Q: Do you raise the cows on pasture? Where are the cows raised?
A: Our cows are on pasture year round with the option to go inside for shelter from extreme weather conditions. Calves are small, which makes them an easy target for predators; therefore, they are raised inside a barn during the winter months and in outside pens with hutches for shelter, which are close to the barn during the warmer months.
Q: What do you feed the cows?
A: Our cows are fed a pure vegetarian diet. They are fed a mixture of haylage (fermented grass) and Corn silage (fermented corn). During the warmer months they also have access to fresh grass, and leaves from trees. During the winter months we have seen them eating or chewing on branches from Birch trees. They are also fed grain and have access to minerals blocks.
Calves are fed milk that comes from the cows not a bag, and after eight weeks they are weaned from milk are given water. They also receive hay and grain.

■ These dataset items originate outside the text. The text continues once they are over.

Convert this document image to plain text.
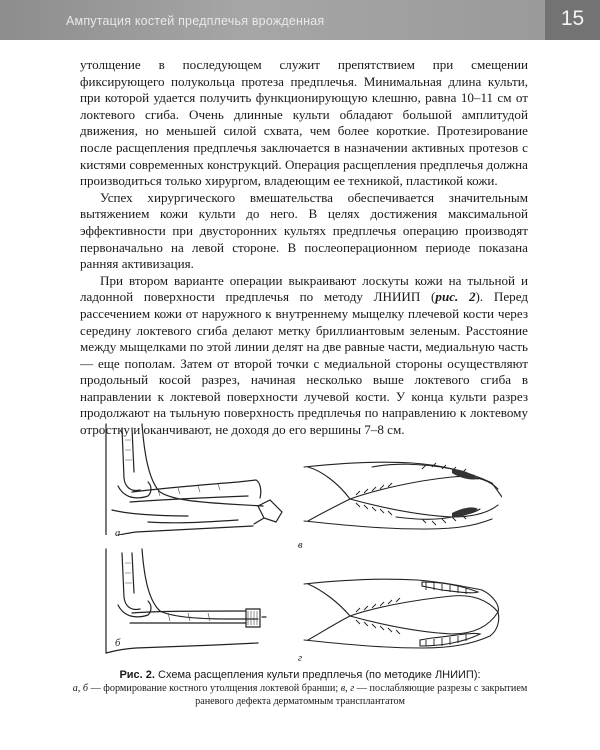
Ампутация костей предплечья врожденная	15

утолщение в последующем служит препятствием при смещении фиксирующего полукольца протеза предплечья. Минимальная длина культи, при которой удается получить функционирующую клешню, равна 10–11 см от локтевого сгиба. Очень длинные культи обладают большой амплитудой движения, но меньшей силой схвата, чем более короткие. Протезирование после расщепления предплечья заключается в назначении активных протезов с кистями современных конструкций. Операция расщепления предплечья должна производиться только хирургом, владеющим ее техникой, пластикой кожи.

Успех хирургического вмешательства обеспечивается значительным вытяжением кожи культи до него. В целях достижения максимальной эффективности при двусторонних культях предплечья операцию производят первоначально на левой стороне. В послеоперационном периоде показана ранняя активизация.

При втором варианте операции выкраивают лоскуты кожи на тыльной и ладонной поверхности предплечья по методу ЛНИИП (рис. 2). Перед рассечением кожи от наружного к внутреннему мыщелку плечевой кости через середину локтевого сгиба делают метку бриллиантовым зеленым. Расстояние между мыщелками по этой линии делят на две равные части, медиальную часть — еще пополам. Затем от второй точки с медиальной стороны осуществляют продольный косой разрез, начиная несколько выше локтевого сгиба в направлении к локтевой поверхности лучевой кости. У конца культи разрез продолжают на тыльную поверхность предплечья по направлению к локтевому отростку и оканчивают, не доходя до его вершины 7–8 см.

а
б
в
г
Рис. 2. Схема расщепления культи предплечья (по методике ЛНИИП):
а, б — формирование костного утолщения локтевой бранши; в, г — послабляющие разрезы с закрытием раневого дефекта дерматомным трансплантатом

Cows are like any animal, they need to have a balanced diet for complete nutrition and health, and therefore you can’t feed dairy cows only grass and hay without taking a health risk; especially when they are working very hard making milk and/or growing.
Q: Do you give the cows any hormones?
A: We do not use rBST (recombinant Bovine Somatotropin) rBGH (recombinant Bovine Growth Hormone), a hormone used to make the animals grow and/or make more milk than they naturally would. Every now and then we have a cow come in to be milked and she is not able to let her milk down and we will give her Oxytocin (the milk let down hormone). If a cow is left un-milked it can cause many different problems which may cause the animal to become sick and possible die. We use this hormone less than once a year. Hormones are naturally in milk and that is why it is impossible to test for the artificial hormones.
Q: Do you give the animals antibiotics?
A: It is illegal to sell milk that contains antibiotics therefore any milk that you purchase wherever you purchase it, is antibiotic free. We never feed and/or give them antibiotics as a preventative or when not needed, they only receive antibiotics when needed. If an animal gets sick or injured we may give antibiotics if other options have failed. If an animal requires surgery post-op antibiotics are usually required. We are a small family farm and our animals are hand raised. We become very attached to them and treat them the way dog owners treat their pets. We do the best that we can for them for as long as possible. We will not let a cow suffer and die or be sent to slaughter when a simple course of drug therapy will allow her to be cured. Yes, it may be economically better for us to just get rid of the cow than to take care of her and “dump” her milk until the drug residue is no longer present, but we just can’t be that kind of farm.
Q: How long do the cows stay in your herd? A: Our cows live to be between the ages of 10-15 years. This is for two reasons one is their breed and the other is we do not over work the cows. Our cows are Ayrshire dairy cattle, known for hardiness and longevity. We don’t give them artificial hormones to make them make more milk therefore stressing them out more and wearing their bodies down. They are able to go outside on soft ground and don’t live on cement their entire lives which can cause stress on their legs weakening them. We work very hard to balance their diets and employ good, sound veterinary practices so that they will have not only long lives, but comfortable healthy ones as well.